The Johns Hopkins report, expected to be released Oct. 22, is an update of a report issued in 2008 by the Pew Commission on Industrial Farm Animal Production that was highly critical of modern food-animal production.
Titled “Advances in Animal Agriculture; What the Center for a Livable Future, Pew Commission and Others Aren't Telling You About Food Production,” the Animal Agriculture Alliance report provides a stark contrast to the Pew Commission report, which called for the phasing out of nontherapeutic antibiotic use and increasing regulations for animal production facilities.

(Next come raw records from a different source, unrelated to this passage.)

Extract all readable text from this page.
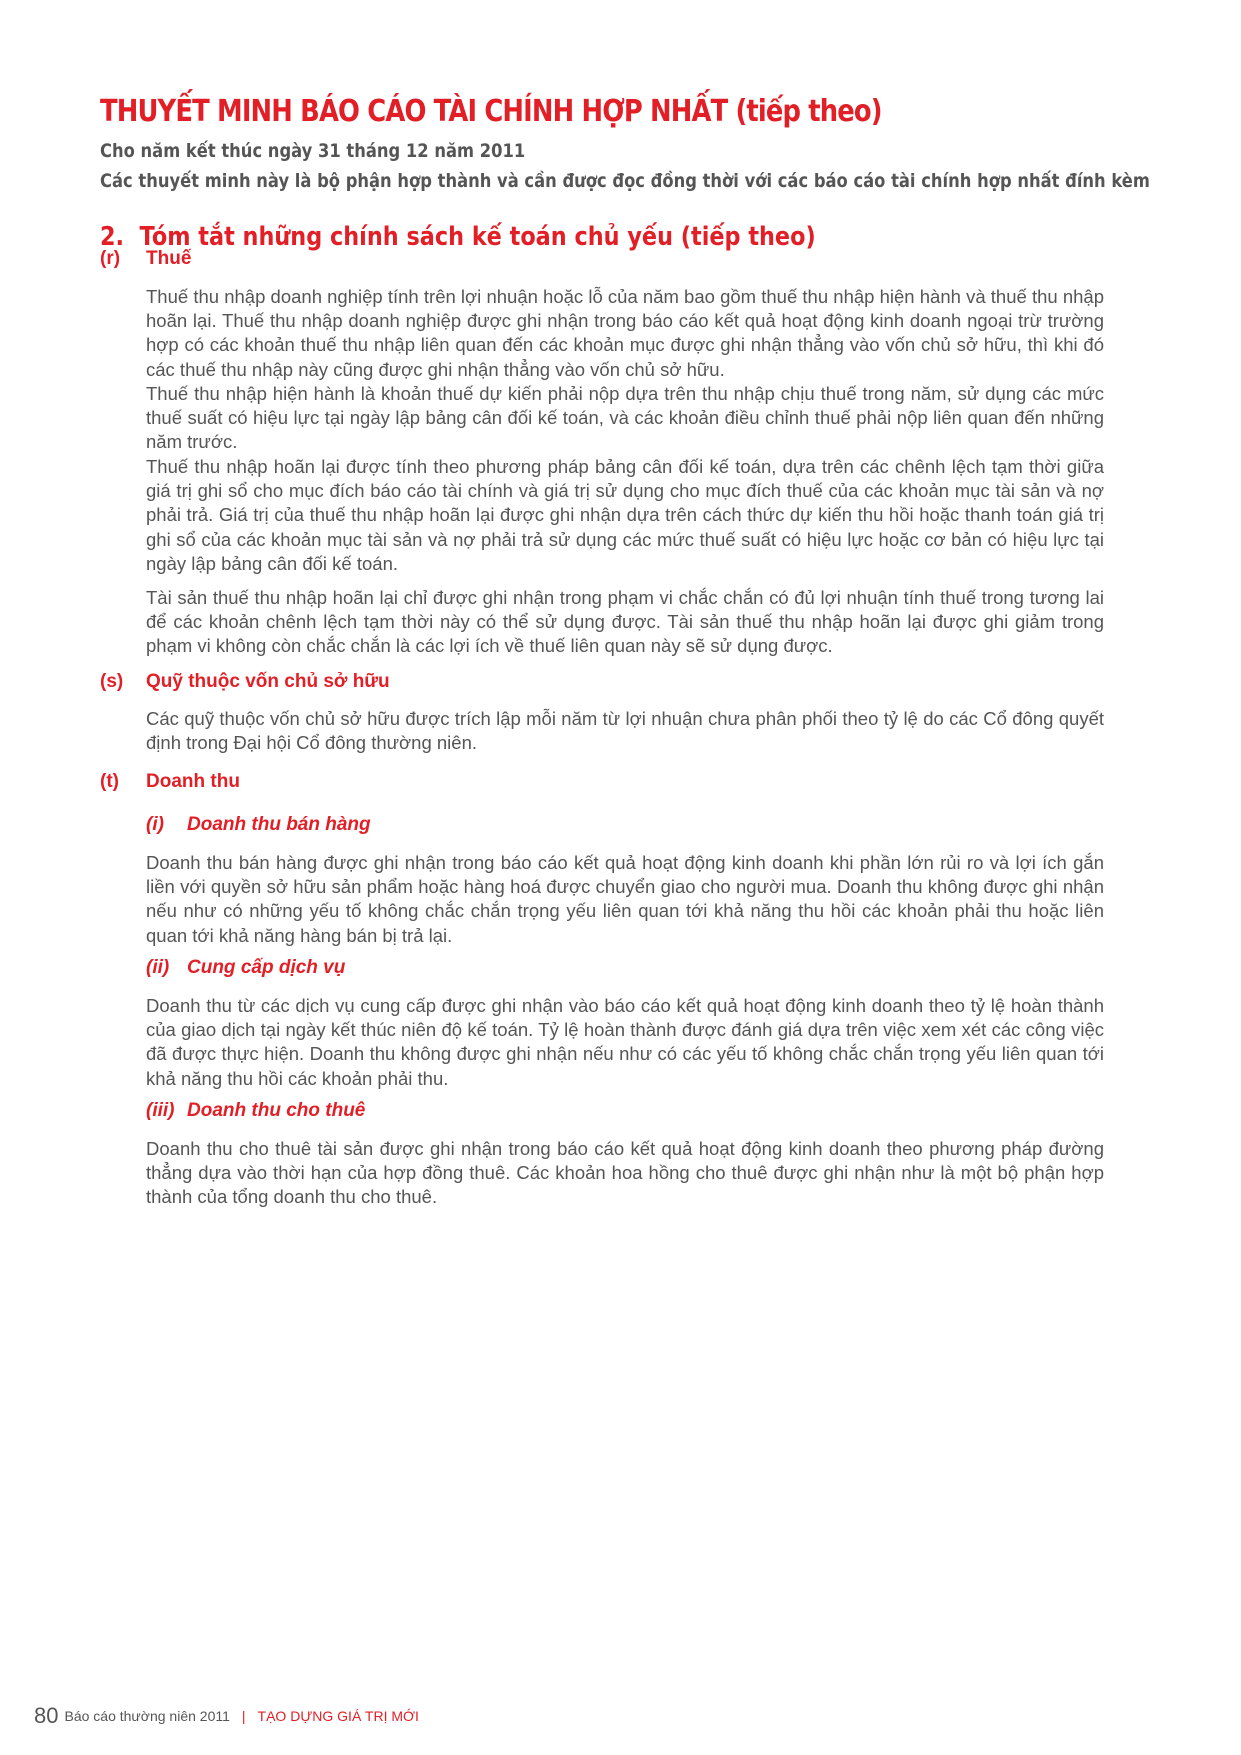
THUYẾT MINH BÁO CÁO TÀI CHÍNH HỢP NHẤT (tiếp theo)

Cho năm kết thúc ngày 31 tháng 12 năm 2011

Các thuyết minh này là bộ phận hợp thành và cần được đọc đồng thời với các báo cáo tài chính hợp nhất đính kèm

2. Tóm tắt những chính sách kế toán chủ yếu (tiếp theo)
(r) Thuế

Thuế thu nhập doanh nghiệp tính trên lợi nhuận hoặc lỗ của năm bao gồm thuế thu nhập hiện hành và thuế thu nhập hoãn lại. Thuế thu nhập doanh nghiệp được ghi nhận trong báo cáo kết quả hoạt động kinh doanh ngoại trừ trường hợp có các khoản thuế thu nhập liên quan đến các khoản mục được ghi nhận thẳng vào vốn chủ sở hữu, thì khi đó các thuế thu nhập này cũng được ghi nhận thẳng vào vốn chủ sở hữu.

Thuế thu nhập hiện hành là khoản thuế dự kiến phải nộp dựa trên thu nhập chịu thuế trong năm, sử dụng các mức thuế suất có hiệu lực tại ngày lập bảng cân đối kế toán, và các khoản điều chỉnh thuế phải nộp liên quan đến những năm trước.

Thuế thu nhập hoãn lại được tính theo phương pháp bảng cân đối kế toán, dựa trên các chênh lệch tạm thời giữa giá trị ghi sổ cho mục đích báo cáo tài chính và giá trị sử dụng cho mục đích thuế của các khoản mục tài sản và nợ phải trả. Giá trị của thuế thu nhập hoãn lại được ghi nhận dựa trên cách thức dự kiến thu hồi hoặc thanh toán giá trị ghi sổ của các khoản mục tài sản và nợ phải trả sử dụng các mức thuế suất có hiệu lực hoặc cơ bản có hiệu lực tại ngày lập bảng cân đối kế toán.

Tài sản thuế thu nhập hoãn lại chỉ được ghi nhận trong phạm vi chắc chắn có đủ lợi nhuận tính thuế trong tương lai để các khoản chênh lệch tạm thời này có thể sử dụng được. Tài sản thuế thu nhập hoãn lại được ghi giảm trong phạm vi không còn chắc chắn là các lợi ích về thuế liên quan này sẽ sử dụng được.

(s) Quỹ thuộc vốn chủ sở hữu

Các quỹ thuộc vốn chủ sở hữu được trích lập mỗi năm từ lợi nhuận chưa phân phối theo tỷ lệ do các Cổ đông quyết định trong Đại hội Cổ đông thường niên.

(t) Doanh thu
(i) Doanh thu bán hàng

Doanh thu bán hàng được ghi nhận trong báo cáo kết quả hoạt động kinh doanh khi phần lớn rủi ro và lợi ích gắn liền với quyền sở hữu sản phẩm hoặc hàng hoá được chuyển giao cho người mua. Doanh thu không được ghi nhận nếu như có những yếu tố không chắc chắn trọng yếu liên quan tới khả năng thu hồi các khoản phải thu hoặc liên quan tới khả năng hàng bán bị trả lại.

(ii) Cung cấp dịch vụ

Doanh thu từ các dịch vụ cung cấp được ghi nhận vào báo cáo kết quả hoạt động kinh doanh theo tỷ lệ hoàn thành của giao dịch tại ngày kết thúc niên độ kế toán. Tỷ lệ hoàn thành được đánh giá dựa trên việc xem xét các công việc đã được thực hiện. Doanh thu không được ghi nhận nếu như có các yếu tố không chắc chắn trọng yếu liên quan tới khả năng thu hồi các khoản phải thu.

(iii) Doanh thu cho thuê

Doanh thu cho thuê tài sản được ghi nhận trong báo cáo kết quả hoạt động kinh doanh theo phương pháp đường thẳng dựa vào thời hạn của hợp đồng thuê. Các khoản hoa hồng cho thuê được ghi nhận như là một bộ phận hợp thành của tổng doanh thu cho thuê.

80 Báo cáo thường niên 2011 | TẠO DỰNG GIÁ TRỊ MỚI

USDA Food Safety and Inspection Service (FSIS) Former Under Secretary Richard Raymond provided a foreword for the AAA report.
“While there are some who will continually question and criticize modern agriculture's practices, I suspect they have never had to put a hungry child to bed and that they have the resources to shop the niche markets,” Raymond writes. “Yes, we can and should offer choices to those who are able and want to pay more for ‘raised without antibiotics,' ‘hormone free,' ‘all natural,' etc., but those options will not feed the 14 million Americans who go to bed every night with an empty stomach.”

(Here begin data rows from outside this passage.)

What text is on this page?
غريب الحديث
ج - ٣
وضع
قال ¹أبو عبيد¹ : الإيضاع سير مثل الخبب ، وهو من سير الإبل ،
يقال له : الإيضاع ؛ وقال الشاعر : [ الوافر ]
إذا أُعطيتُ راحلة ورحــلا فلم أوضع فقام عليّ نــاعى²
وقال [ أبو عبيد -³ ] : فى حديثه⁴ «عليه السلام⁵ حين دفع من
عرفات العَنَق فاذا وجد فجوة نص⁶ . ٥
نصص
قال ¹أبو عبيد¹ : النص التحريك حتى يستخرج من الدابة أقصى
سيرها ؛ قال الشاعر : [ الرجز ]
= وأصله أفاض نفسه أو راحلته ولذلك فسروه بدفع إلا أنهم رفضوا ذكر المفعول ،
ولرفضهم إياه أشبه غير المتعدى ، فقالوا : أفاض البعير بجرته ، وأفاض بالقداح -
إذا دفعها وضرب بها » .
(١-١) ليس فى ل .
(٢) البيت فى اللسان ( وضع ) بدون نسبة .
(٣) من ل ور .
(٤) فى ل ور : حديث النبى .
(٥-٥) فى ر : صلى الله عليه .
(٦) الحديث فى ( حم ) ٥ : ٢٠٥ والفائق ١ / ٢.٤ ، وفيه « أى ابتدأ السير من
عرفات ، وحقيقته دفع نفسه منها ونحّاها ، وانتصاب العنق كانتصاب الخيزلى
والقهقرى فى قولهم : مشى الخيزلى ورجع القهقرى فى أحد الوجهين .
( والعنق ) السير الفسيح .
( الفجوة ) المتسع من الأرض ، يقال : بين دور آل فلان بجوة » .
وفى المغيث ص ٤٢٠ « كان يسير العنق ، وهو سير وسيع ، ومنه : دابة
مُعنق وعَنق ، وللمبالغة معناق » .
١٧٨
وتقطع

The AAA report includes information provided by organizations representing beef, chicken, dairy, egg, pork and turkey farmers and ranchers and emphasized positive aspects in five areas: animal care, responsible antibiotics use, food safety, environmental sustainability and industry research initiatives.
National Pork Producers Council President Randy Spronk, a pork producer from Edgerton, Minn., said the AAA report documents what the industry achieved over decades to provide good animal care, be good stewards of the environment and produce safe food.
“And it serves as a counter to the misinformation about modern food-animal production offered by groups that would have farmers and ranchers revert to a system that would be bad for animals, the environment and consumes.” Spronk said.